Donald Trump just can't stop lavishing praise on Vladimir Putin, and there are two things he never fails to mention whenever the subject of the Russian president comes up. The first is that he has almost no choice but to exalt Putin, because he thinks Putin called him brilliant. "If he says great things about me, I'm going to say great things about him," Trump says, though he doesn't explain why that's so important (not to mention the fact that the word Putin used to describe Trump translates not as "brilliant" but as "colorful"). The second thing Trump always says about Putin is that he's a "strong leader," and much stronger than President Obama.
It's this quality of strength that has Republicans rushing to back Trump up on this score and express their own admiration for Putin. "I think it's inarguable that Vladimir Putin has been a stronger leader in his country than Barack Obama has been in this country," says Trump's running mate Mike Pence. "And that's going to change the day that Donald Trump becomes president." To paraphrase something Trump likes to say about winning, when he's elected president there'll be so much strength you'll get tired of all the strength.
Vladimir Putin is, undoubtedly, strong. But so was Stalin, and Attila the Hun, and Pol Pot, and ... I'll stop there. So why is it that we consider strength, apart from any context or specifics, something that is so necessary and admirable in a leader?
We've associated strength with leadership since before we were even human. The gorilla best able to beat the stuffing out of his rivals gets to be alpha male for as long as he's the strongest, and even in 2016 we haven't fully left the association of physical power and leadership behind, even if we aren't choosing our presidents in a powerlifting contest. There's a reason that George W. Bush cleared brush on his "ranch" while Ronald Reagan chopped wood, all for the benefit of photographers-they wanted the public to see them as manly and vigorous, no matter how tenuous the connection between physical strength and presidential success might be.

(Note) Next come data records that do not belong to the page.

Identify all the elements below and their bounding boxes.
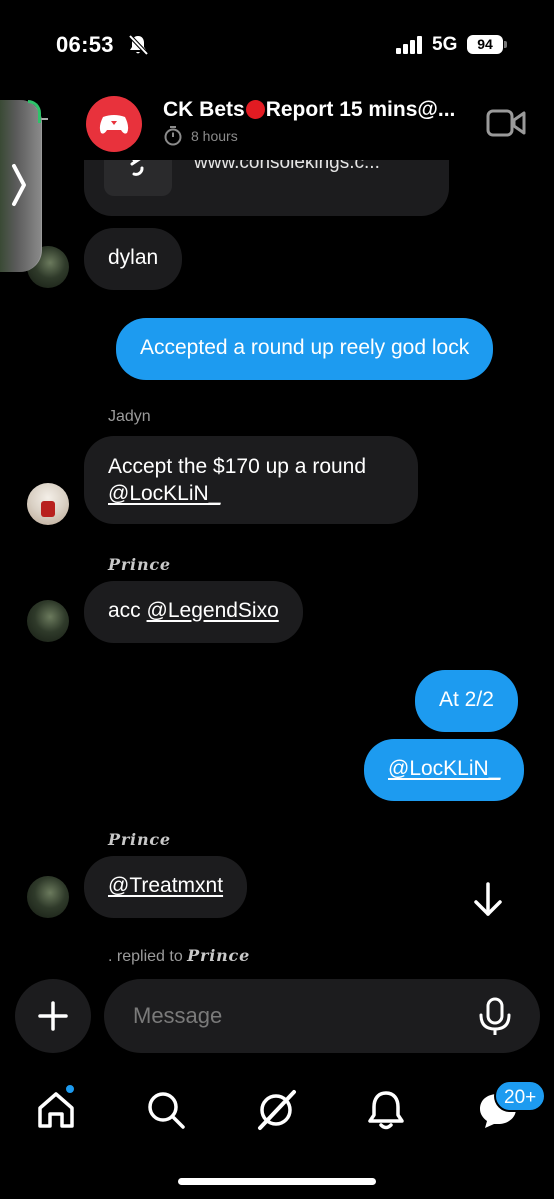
- group-avatar[interactable]: [86, 96, 142, 152]
- video-call-icon[interactable]: [486, 108, 526, 138]
- message-text: acc: [108, 599, 141, 622]
- message-bubble-outgoing[interactable]: At 2/2: [415, 670, 518, 732]
- status-bar: 06:53 5G 94: [0, 0, 554, 80]
- red-circle-emoji: [245, 100, 265, 119]
- message-text: Accept the $170 up a round: [108, 455, 367, 478]
- bottom-nav: [0, 1078, 554, 1148]
- notification-badge: 20+: [494, 1080, 547, 1112]
- message-text: dylan: [108, 246, 159, 269]
- battery-tip: [504, 41, 507, 48]
- muted-bell-icon: [128, 34, 148, 56]
- mention-link[interactable]: @Treatmxnt: [108, 874, 223, 897]
- message-text: At 2/2: [439, 688, 494, 711]
- mention-link[interactable]: @LegendSixo: [147, 599, 279, 622]
- reply-indicator: . replied to Prince: [108, 946, 251, 965]
- status-time: 06:53: [56, 32, 114, 57]
- message-bubble-outgoing[interactable]: Accepted a round up reely god lock: [116, 318, 494, 380]
- message-bubble[interactable]: acc @LegendSixo: [84, 581, 303, 643]
- side-panel-handle[interactable]: [0, 100, 42, 272]
- disappearing-timer-label: 8 hours: [191, 128, 238, 144]
- home-indicator[interactable]: [178, 1178, 376, 1185]
- mention-link[interactable]: @LocKLiN_: [388, 757, 500, 780]
- sender-name: Prince: [108, 555, 171, 574]
- microphone-icon[interactable]: [478, 997, 512, 1037]
- home-unread-dot: [64, 1083, 76, 1095]
- search-icon[interactable]: [144, 1088, 188, 1132]
- message-bubble-outgoing[interactable]: @LocKLiN_: [364, 739, 525, 801]
- chat-title[interactable]: CK Bets Report 15 mins@...: [163, 98, 463, 122]
- mention-link[interactable]: @LocKLiN_: [108, 480, 394, 507]
- battery-level: 94: [467, 35, 503, 54]
- signal-icon: [396, 36, 422, 54]
- message-bubble[interactable]: @Treatmxnt: [84, 856, 248, 918]
- message-bubble[interactable]: Accept the $170 up a round @LocKLiN_: [84, 436, 418, 524]
- timer-icon: [164, 126, 182, 146]
- sender-avatar[interactable]: [27, 600, 69, 642]
- message-composer[interactable]: [104, 979, 540, 1053]
- sender-name: Jadyn: [108, 408, 151, 425]
- network-type: 5G: [432, 34, 458, 55]
- arrow-down-icon[interactable]: [470, 880, 506, 920]
- grok-icon[interactable]: [254, 1088, 298, 1132]
- message-input[interactable]: [133, 997, 453, 1035]
- bell-icon[interactable]: [364, 1088, 408, 1132]
- gamepad-icon: [99, 115, 129, 134]
- message-bubble[interactable]: dylan: [84, 228, 183, 290]
- sender-name: Prince: [108, 830, 171, 849]
- chevron-right-icon: [12, 164, 26, 206]
- sender-avatar[interactable]: [27, 483, 69, 525]
- chat-subtitle: 8 hours: [163, 126, 238, 146]
- message-text: Accepted a round up reely god lock: [140, 336, 470, 359]
- attach-button[interactable]: [15, 979, 91, 1053]
- sender-avatar[interactable]: [27, 876, 69, 918]
- chat-header: CK Bets Report 15 mins@... 8 hours: [0, 88, 554, 160]
- plus-icon: [38, 1001, 68, 1031]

Like Putin, they knew the value of a good photo op. But it wasn't Putin's hairless, doughy chest that won him Donald Trump's heart. It was his iron fist-crushing the press, having his political opponents arrested or murdered, and extending his rule indefinitely, all in a country that claims to be a democracy. That's the strength Trump admires, the willingness to achieve your own ends no matter how much harm you might do to others.

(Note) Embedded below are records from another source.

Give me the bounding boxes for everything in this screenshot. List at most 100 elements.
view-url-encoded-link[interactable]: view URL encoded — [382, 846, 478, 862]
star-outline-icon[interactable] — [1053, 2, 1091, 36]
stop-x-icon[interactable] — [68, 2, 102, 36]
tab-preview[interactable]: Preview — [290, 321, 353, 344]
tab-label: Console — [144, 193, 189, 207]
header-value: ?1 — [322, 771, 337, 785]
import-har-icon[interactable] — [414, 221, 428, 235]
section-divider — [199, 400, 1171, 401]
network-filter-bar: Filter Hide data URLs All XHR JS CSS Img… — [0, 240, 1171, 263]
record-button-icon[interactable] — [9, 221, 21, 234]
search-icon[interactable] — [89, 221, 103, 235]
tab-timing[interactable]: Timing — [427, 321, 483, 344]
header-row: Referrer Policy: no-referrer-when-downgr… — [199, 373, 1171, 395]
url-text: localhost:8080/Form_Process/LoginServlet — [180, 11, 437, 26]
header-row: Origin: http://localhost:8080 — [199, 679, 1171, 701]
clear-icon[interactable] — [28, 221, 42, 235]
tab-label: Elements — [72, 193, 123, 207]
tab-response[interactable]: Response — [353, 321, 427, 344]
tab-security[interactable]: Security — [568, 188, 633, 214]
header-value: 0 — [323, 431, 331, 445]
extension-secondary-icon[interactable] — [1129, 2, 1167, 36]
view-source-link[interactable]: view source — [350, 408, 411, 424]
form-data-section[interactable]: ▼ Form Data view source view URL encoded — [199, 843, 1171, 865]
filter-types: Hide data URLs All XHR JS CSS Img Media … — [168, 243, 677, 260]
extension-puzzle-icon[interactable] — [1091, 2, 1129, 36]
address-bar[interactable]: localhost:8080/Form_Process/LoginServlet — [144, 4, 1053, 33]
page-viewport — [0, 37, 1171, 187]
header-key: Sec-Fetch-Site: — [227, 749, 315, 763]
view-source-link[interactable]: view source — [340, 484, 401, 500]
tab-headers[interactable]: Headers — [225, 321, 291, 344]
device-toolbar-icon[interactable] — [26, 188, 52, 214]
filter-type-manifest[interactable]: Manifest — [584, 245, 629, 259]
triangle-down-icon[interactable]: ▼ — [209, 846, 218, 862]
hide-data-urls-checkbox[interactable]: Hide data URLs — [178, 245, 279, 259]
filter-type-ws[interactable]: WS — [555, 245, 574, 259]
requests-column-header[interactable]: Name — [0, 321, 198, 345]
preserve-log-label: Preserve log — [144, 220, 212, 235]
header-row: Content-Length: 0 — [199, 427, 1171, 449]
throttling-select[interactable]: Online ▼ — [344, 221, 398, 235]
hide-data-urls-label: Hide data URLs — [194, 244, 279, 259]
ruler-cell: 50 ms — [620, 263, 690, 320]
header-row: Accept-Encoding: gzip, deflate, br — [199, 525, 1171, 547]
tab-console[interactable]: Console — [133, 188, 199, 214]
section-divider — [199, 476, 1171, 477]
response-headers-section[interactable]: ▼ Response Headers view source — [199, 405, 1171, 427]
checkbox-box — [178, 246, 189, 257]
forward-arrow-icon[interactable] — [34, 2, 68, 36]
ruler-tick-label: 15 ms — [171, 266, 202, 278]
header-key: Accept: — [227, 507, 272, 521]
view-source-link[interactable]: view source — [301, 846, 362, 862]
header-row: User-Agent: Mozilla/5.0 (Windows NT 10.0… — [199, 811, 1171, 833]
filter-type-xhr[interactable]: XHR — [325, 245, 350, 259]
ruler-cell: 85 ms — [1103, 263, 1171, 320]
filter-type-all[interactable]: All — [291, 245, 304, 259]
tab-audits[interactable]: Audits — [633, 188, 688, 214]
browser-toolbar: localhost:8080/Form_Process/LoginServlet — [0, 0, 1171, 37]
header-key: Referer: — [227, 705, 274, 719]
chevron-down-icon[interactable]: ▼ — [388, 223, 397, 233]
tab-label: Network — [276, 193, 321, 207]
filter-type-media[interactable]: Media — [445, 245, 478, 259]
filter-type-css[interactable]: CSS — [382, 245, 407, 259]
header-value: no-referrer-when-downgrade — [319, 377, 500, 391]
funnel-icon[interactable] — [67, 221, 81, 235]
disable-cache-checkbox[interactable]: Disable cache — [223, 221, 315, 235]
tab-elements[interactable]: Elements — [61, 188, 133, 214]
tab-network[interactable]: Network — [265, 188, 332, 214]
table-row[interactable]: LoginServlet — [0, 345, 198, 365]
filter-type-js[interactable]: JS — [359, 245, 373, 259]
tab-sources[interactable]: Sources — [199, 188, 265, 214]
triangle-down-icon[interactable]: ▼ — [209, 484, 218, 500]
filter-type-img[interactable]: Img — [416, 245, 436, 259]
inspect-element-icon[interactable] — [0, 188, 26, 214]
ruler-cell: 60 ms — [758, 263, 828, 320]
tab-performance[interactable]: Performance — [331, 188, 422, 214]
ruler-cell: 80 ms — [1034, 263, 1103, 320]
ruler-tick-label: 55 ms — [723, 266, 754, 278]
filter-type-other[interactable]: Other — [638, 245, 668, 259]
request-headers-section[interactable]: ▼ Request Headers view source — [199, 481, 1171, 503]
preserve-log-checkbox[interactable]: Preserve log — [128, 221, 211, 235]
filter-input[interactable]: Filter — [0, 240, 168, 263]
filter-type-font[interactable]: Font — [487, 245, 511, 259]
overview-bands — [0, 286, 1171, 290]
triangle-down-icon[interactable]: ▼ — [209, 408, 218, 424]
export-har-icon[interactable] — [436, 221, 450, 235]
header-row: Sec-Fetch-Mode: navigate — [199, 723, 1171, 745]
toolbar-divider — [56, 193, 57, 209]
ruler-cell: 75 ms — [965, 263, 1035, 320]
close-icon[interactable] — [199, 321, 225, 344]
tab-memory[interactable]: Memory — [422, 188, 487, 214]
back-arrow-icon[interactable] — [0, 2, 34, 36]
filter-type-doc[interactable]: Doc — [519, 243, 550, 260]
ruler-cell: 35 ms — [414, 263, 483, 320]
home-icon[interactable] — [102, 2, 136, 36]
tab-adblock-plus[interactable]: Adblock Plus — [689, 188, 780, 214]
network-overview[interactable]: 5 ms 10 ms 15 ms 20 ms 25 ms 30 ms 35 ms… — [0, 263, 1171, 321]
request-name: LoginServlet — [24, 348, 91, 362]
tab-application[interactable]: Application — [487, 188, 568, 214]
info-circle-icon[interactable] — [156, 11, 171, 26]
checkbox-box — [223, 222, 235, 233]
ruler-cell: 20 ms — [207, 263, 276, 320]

Even if most Americans might disagree on Vladimir Putin's virtue (though now that Putin is on Team Trump and vice-versa, Republicans are coming around on him), we've long believed that strength is an unalloyed good. Pollsters have asked for decades whether voters consider candidates to be strong leaders, and their answers correlate highly with their choice for president.
There's no value in weakness per se, but strength can come in many forms that might be beneficial to a president. We'd want a president to be morally strong, willing to do the right thing even when there might be a cost to themselves. We'd want them to have the intellectual and emotional strength to reason clearly in the midst of crises, which every president will face. We'd want them to cultivate our own national resilience, to have the strength to demonstrate leadership at trying times. And we'd want them not to let fear cloud their reaction to foreign threats or domestic problems.
But we all know that when someone like Donald Trump talks about strength, that's not what he means. Which makes him right at home in his party: In certain conservative circles, strength often means things like an eagerness to send other people's children to war and the willingness to order other people to commit acts of brutality. This is why they consider a president like Barack Obama, who is suspicious of military adventures and eager to find diplomatic solutions to international problems, to be hopelessly weak (though they simultaneously consider him a tyrant; figure that one out).
For instance, this rancid op-ed from Dick and Liz Cheney says that "Defeating our enemies has been made significantly more difficult by the policies of Barack Obama. No American president has done more to weaken the U.S., hobble our defenses or aid our adversaries." Cheney the elder, architect of the single most catastrophic foreign policy decision in American history, is particularly incensed by the fact that Obama ended the Bush administration's torture program. In addition to demanding that the next president begin torturing prisoners again, they want to junk the Iran nuclear agreement, then "make clear that all options are on the table where Iran's nuclear program is concerned." In other words, the way to achieve peace and security is to allow Iran to go ahead and resume its pursuit of nuclear weapons, then use that as the justification for some future invasion or other large-scale military action. If nothing else, they'll know we're strong.
Donald Trump may claim (falsely) that he opposed the Iraq War from the beginning, and periodically express skepticism about overseas adventures. But that won't bother most Republicans, because no candidate has ever fetishized the conservative brand of strength more than he does. Whether he's assuring a debate audience that his hands are normally sized, saying that we have to torture prisoners because ISIS "probably think[s] we're weak," telling his bloodthirsty crowds that the way to deal with protesters is to "knock the crap out of 'em," or suggesting that we murder the families of suspected terrorists, Trump is offering exactly the brand of strength Republicans love. It's what you get when you bake together a tribalistic morality with a crippling insecurity. And like so much of what Trump has said and done, it takes what Republicans ordinarily clothe in subtext and euphemism, then slaps it right on the table for everyone to see.
It's something to behold, no question about that. But strong? Hardly.